Распаковал картину. Поставил так, чтоб не блестела. Вечернее солнце как раз заглянуло в пыльные окна, и натюрморт засветился так, как не было этого дома. Дома я писал его при недостаточном освещении и добавил силу тонов в расчете на иной свет. И не ошибся.
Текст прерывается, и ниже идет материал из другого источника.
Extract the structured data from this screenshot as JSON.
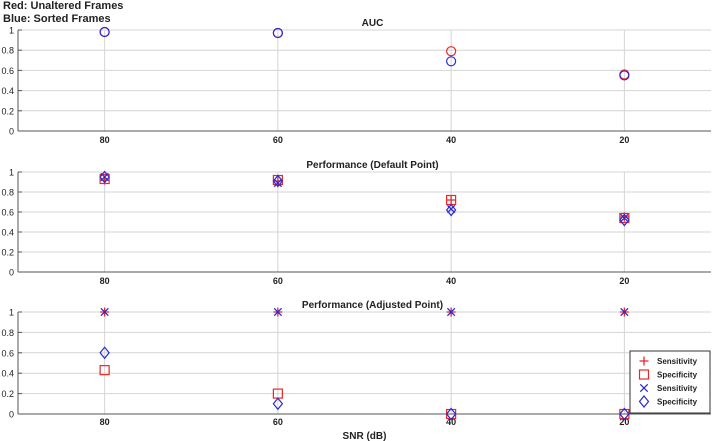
{
  "notes": {
    "red": "Red: Unaltered Frames",
    "blue": "Blue: Sorted Frames"
  },
  "colors": {
    "red": "#e8282a",
    "blue": "#2a2ad2",
    "purple": "#7a1f9e"
  },
  "chart_data": [
    {
      "type": "scatter",
      "title": "AUC",
      "xlabel": "",
      "x_reversed": true,
      "xlim": [
        90,
        10
      ],
      "ylim": [
        0,
        1
      ],
      "x_ticks": [
        80,
        60,
        40,
        20
      ],
      "y_ticks": [
        0,
        0.2,
        0.4,
        0.6,
        0.8,
        1
      ],
      "grid": true,
      "series": [
        {
          "group": "Unaltered",
          "color": "red",
          "marker": "circle",
          "x": [
            80,
            60,
            40,
            20
          ],
          "y": [
            0.98,
            0.97,
            0.79,
            0.56
          ]
        },
        {
          "group": "Sorted",
          "color": "blue",
          "marker": "circle",
          "x": [
            80,
            60,
            40,
            20
          ],
          "y": [
            0.98,
            0.97,
            0.69,
            0.55
          ]
        }
      ]
    },
    {
      "type": "scatter",
      "title": "Performance (Default Point)",
      "xlabel": "",
      "x_reversed": true,
      "xlim": [
        90,
        10
      ],
      "ylim": [
        0,
        1
      ],
      "x_ticks": [
        80,
        60,
        40,
        20
      ],
      "y_ticks": [
        0,
        0.2,
        0.4,
        0.6,
        0.8,
        1
      ],
      "grid": true,
      "series": [
        {
          "group": "Unaltered",
          "color": "red",
          "marker": "plus",
          "x": [
            80,
            60,
            40,
            20
          ],
          "y": [
            0.92,
            0.91,
            0.72,
            0.55
          ]
        },
        {
          "group": "Unaltered",
          "color": "red",
          "marker": "square",
          "x": [
            80,
            60,
            40,
            20
          ],
          "y": [
            0.93,
            0.92,
            0.72,
            0.54
          ]
        },
        {
          "group": "Sorted",
          "color": "blue",
          "marker": "x",
          "x": [
            80,
            60,
            40,
            20
          ],
          "y": [
            0.95,
            0.89,
            0.63,
            0.54
          ]
        },
        {
          "group": "Sorted",
          "color": "blue",
          "marker": "diamond",
          "x": [
            80,
            60,
            40,
            20
          ],
          "y": [
            0.95,
            0.91,
            0.62,
            0.52
          ]
        }
      ]
    },
    {
      "type": "scatter",
      "title": "Performance (Adjusted Point)",
      "xlabel": "SNR (dB)",
      "x_reversed": true,
      "xlim": [
        90,
        10
      ],
      "ylim": [
        0,
        1
      ],
      "x_ticks": [
        80,
        60,
        40,
        20
      ],
      "y_ticks": [
        0,
        0.2,
        0.4,
        0.6,
        0.8,
        1
      ],
      "grid": true,
      "legend_placement": "bottom-right",
      "legend": [
        {
          "label": "Sensitivity",
          "color": "red",
          "marker": "plus"
        },
        {
          "label": "Specificity",
          "color": "red",
          "marker": "square"
        },
        {
          "label": "Sensitivity",
          "color": "blue",
          "marker": "x"
        },
        {
          "label": "Specificity",
          "color": "blue",
          "marker": "diamond"
        }
      ],
      "series": [
        {
          "name": "Sensitivity",
          "group": "Unaltered",
          "color": "red",
          "marker": "plus",
          "x": [
            80,
            60,
            40,
            20
          ],
          "y": [
            1,
            1,
            1,
            1
          ]
        },
        {
          "name": "Specificity",
          "group": "Unaltered",
          "color": "red",
          "marker": "square",
          "x": [
            80,
            60,
            40,
            20
          ],
          "y": [
            0.43,
            0.2,
            0.0,
            0.0
          ]
        },
        {
          "name": "Sensitivity",
          "group": "Sorted",
          "color": "blue",
          "marker": "x",
          "x": [
            80,
            60,
            40,
            20
          ],
          "y": [
            1,
            1,
            1,
            1
          ]
        },
        {
          "name": "Specificity",
          "group": "Sorted",
          "color": "blue",
          "marker": "diamond",
          "x": [
            80,
            60,
            40,
            20
          ],
          "y": [
            0.6,
            0.1,
            0.0,
            0.0
          ]
        }
      ]
    }
  ]
}
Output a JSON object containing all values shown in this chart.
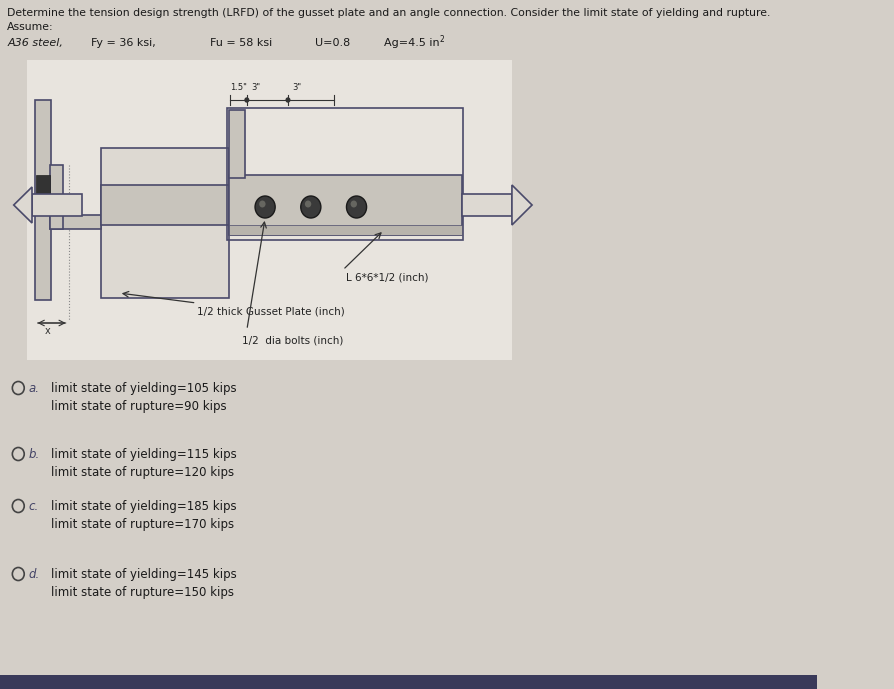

Болотников снял палитру с пальца, со щелканьем отложил. Лицо его приняло неведомое выражение. Раньше всегда было неколебимое, хроническое как бы спокойствие. Самоуверенности? Нет? Пренебрежительности? Нет. Но весомой, непогрешимой доброжелательности. Доброжелательности Учителя. Теперь губы его вытянулись, глаза обострились, и, глядя на меня, как на совсем незнакомого, он спросил:
— Это ты написал? Сам? Ты??
— Да. Я..
— Не могу поверить!
— Это я написал.
— Да ты же… Господи… Ты же ХУ-ДОЖ-НИК! — сказал он, воздев руки и потрясая ими над пуховой лысиной. — Ты сам не понял, какой ты сделал рывок. Это же! Господи! Это работа мастера! Большого! Настоящего! Понимаешь ты? Нет? Не верю… Впрочем… Такого не бывало за всю мою практику. А замысел-то! Тут и Библия, и эротика, и чья-то судьба… Искушение — все такое… Если сам — поздравляю. И тогда… Тогда учить тебя мне больше нечему. Такой натюрморт! И будто лефрановскими красками написал! Цвет какой! Нигде не замучил. Энгр! Энгр! Теперь, надеюсь, ты понимаешь, что такое Энгр? За всю историю училища невиданная работа. Ее бы в галерею… В галерею бы..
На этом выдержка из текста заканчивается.